For these reasons, it is essential for every organization to get serious about IT disaster recovery planning.

The Recovery Plan vs. the Plan Document

One of the first things a company has to understand in order to improve at IT/DR is that the terms “IT/DR recovery plan” and “IT/DR recovery plan documentation” are not synonymous. You can have a plan without having any documentation (just like a family can have an agreed-upon plan for escaping their house in the event of a fire without anything being written down).

If it’s a choice between one or the other, it’s much better to have a plan (an idea of what you would do to achieve a recovery) than the documentation (a written description of the plan). The written plan is secondary though it has many benefits and may be needed to pass an audit by an agency or customer. Many clients call us up and ask us to help them write an IT/DR recovery plan document, skipping the most important phase: developing the plan.

Let’s look at each of these entities in detail. The plan includes the solutions, communications, preparations, and actions needed to recover the technical environment in the event of an outage, enabling it to resume supporting business functions. The plan considers the overall strategy and high-level order of system, technology, and application recovery. It also encompasses testing and validation and making sure that everyone involved knows what they should do and how to do it.

The documentation encompasses, in a typical situation, multiple written documents containing the information necessary to support the recovery. Often, each technology or environment will have an individual technical recovery document. Both the high level and individual plans should be formal, reviewed documents that are updated regularly

(e.g., annually), as well as when significant changes are made to the environment. (Tip: One of the best ways to develop documentation is during exercises, by having someone take notes and make screenshots as others perform the recovery.)

Essential Elements of an IT/DR Plan

Now that we’ve established the difference between the recovery plan and the plan documentation, we can look at the elements that should be present in both. These items need to be worked out as part of the plan and codified in the documentation.

The first type of content to include is institutional information, specifically anything outside the norm from an institutional perspective. This might include a non-standard configuration or settings unique to the business that need to be adjusted before things are turned on. Information about the integration between systems should also be included, along with architecture information, personnel needed, and validation steps (the steps that have to be taken to make sure needed services are truly functioning correctly).
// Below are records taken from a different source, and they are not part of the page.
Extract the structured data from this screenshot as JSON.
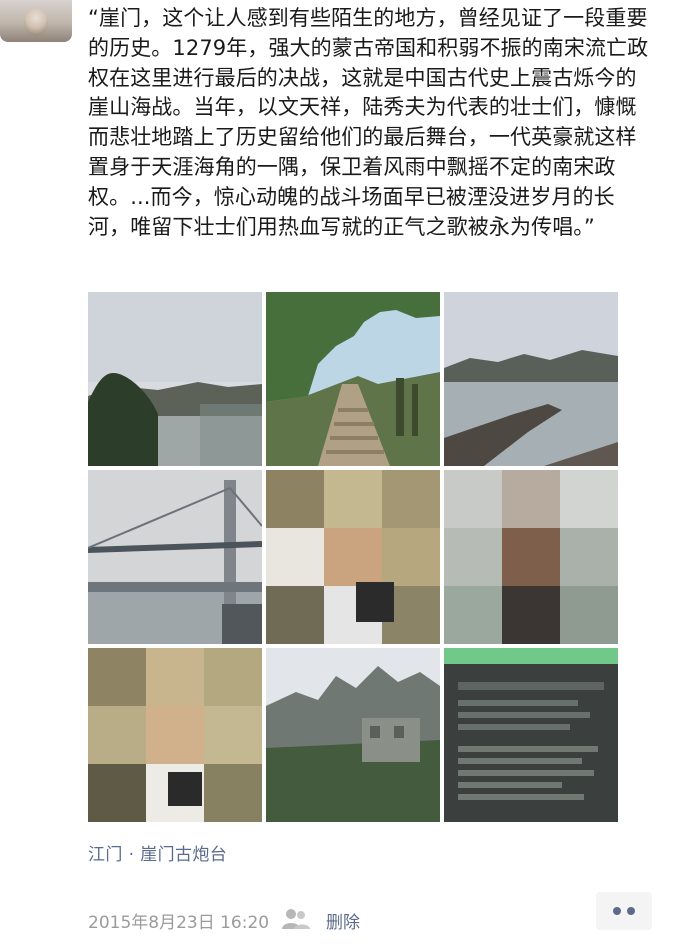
{
  "post": {
    "text": "“崖门，这个让人感到有些陌生的地方，曾经见证了一段重要的历史。1279年，强大的蒙古帝国和积弱不振的南宋流亡政权在这里进行最后的决战，这就是中国古代史上震古烁今的崖山海战。当年，以文天祥，陆秀夫为代表的壮士们，慷慨而悲壮地踏上了历史留给他们的最后舞台，一代英豪就这样置身于天涯海角的一隅，保卫着风雨中飘摇不定的南宋政权。...而今，惊心动魄的战斗场面早已被湮没进岁月的长河，唯留下壮士们用热血写就的正气之歌被永为传唱。”",
    "photos": [
      {
        "name": "photo-coastal-hills-tree"
      },
      {
        "name": "photo-stone-stairway-trees"
      },
      {
        "name": "photo-river-hills-pier"
      },
      {
        "name": "photo-bridge-over-river"
      },
      {
        "name": "photo-person-pixelated"
      },
      {
        "name": "photo-person-posing-pixelated"
      },
      {
        "name": "photo-person-portrait-pixelated"
      },
      {
        "name": "photo-fortress-ruins"
      },
      {
        "name": "photo-info-sign"
      }
    ],
    "location": "江门 · 崖门古炮台",
    "timestamp": "2015年8月23日 16:20",
    "delete_label": "删除"
  },
  "icons": {
    "visibility": "friends-visibility-icon",
    "more": "more-dots-icon"
  },
  "colors": {
    "link": "#5b6b8c",
    "meta": "#9b9b9b",
    "text": "#1a1a1a",
    "more_bg": "#f4f4f4"
  }
}
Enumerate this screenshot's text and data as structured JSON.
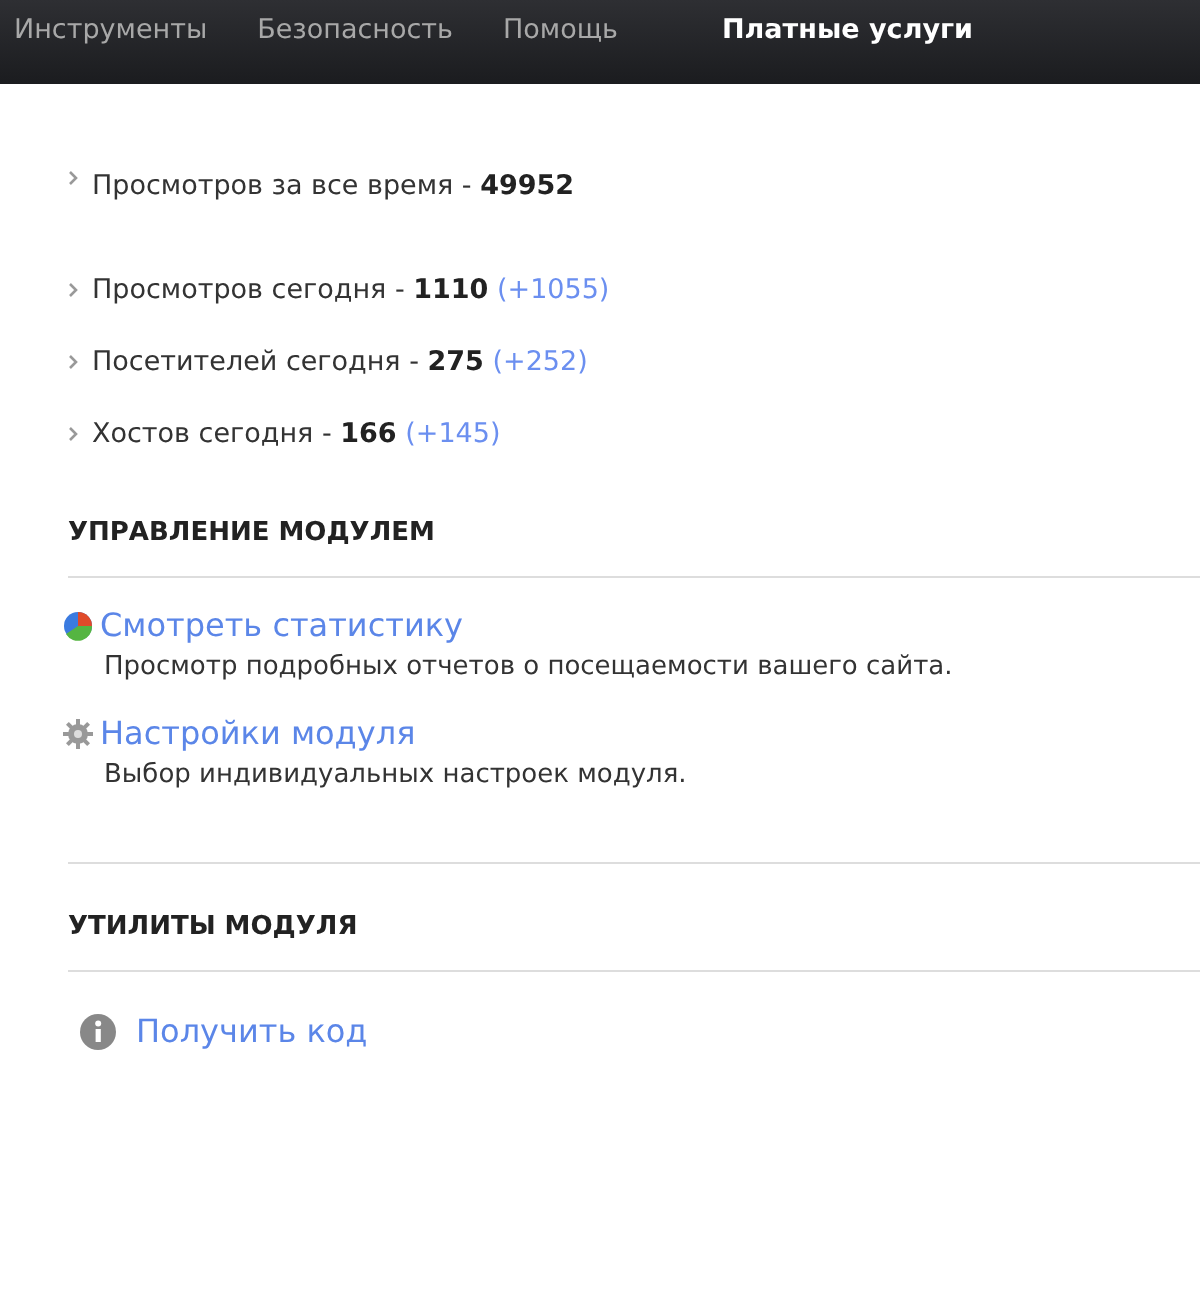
{
  "nav": [
    {
      "label": "Инструменты",
      "selected": false
    },
    {
      "label": "Безопасность",
      "selected": false
    },
    {
      "label": "Помощь",
      "selected": false
    },
    {
      "label": "Платные услуги",
      "selected": true
    }
  ],
  "stats": [
    {
      "label": "Просмотров за все время - ",
      "value": "49952"
    },
    {
      "label": "Просмотров сегодня - ",
      "value": "1110",
      "delta": "(+1055)"
    },
    {
      "label": "Посетителей сегодня - ",
      "value": "275",
      "delta": "(+252)"
    },
    {
      "label": "Хостов сегодня - ",
      "value": "166",
      "delta": "(+145)"
    }
  ],
  "sections": [
    {
      "title": "УПРАВЛЕНИЕ МОДУЛЕМ",
      "items": [
        {
          "kind": "chart",
          "link": "Смотреть статистику",
          "description": "Просмотр подробных отчетов о посещаемости вашего сайта."
        },
        {
          "kind": "settings",
          "link": "Настройки модуля",
          "description": "Выбор индивидуальных настроек модуля."
        }
      ]
    },
    {
      "title": "УТИЛИТЫ МОДУЛЯ",
      "items": [
        {
          "kind": "info",
          "link": "Получить код"
        }
      ]
    }
  ]
}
Remember that in crafting the written plan, you don’t need to write down every last detail. Just provide the information that a competent professional would need to do the job, and don’t forget to write your documents in checklist form, keeping items succinct and putting explanatory information in the appendix.

Getting Better at IT Disaster Recovery

In the modern IT landscape, the misconception that cloud-based environments eliminate the need for companies to do their own IT disaster recovery planning can be costly. Factors such as hybrid setups, Software as a Service connections, and the vulnerability of cloud-services providers make it essential for responsible organizations to develop comprehensive IT/DR plans.

A first step in getting better at IT disaster recovery is to recognize that there is a difference between the recovery plan and the plan documentation, with the former being most important. Ultimately, the IT/DR plan and the plan document should address such critical elements as non-standard configurations, integration details, personnel requirements, and validation steps, with the written plan being formulated in a clear, concise checklist style with explanatory information relegated to the appendices.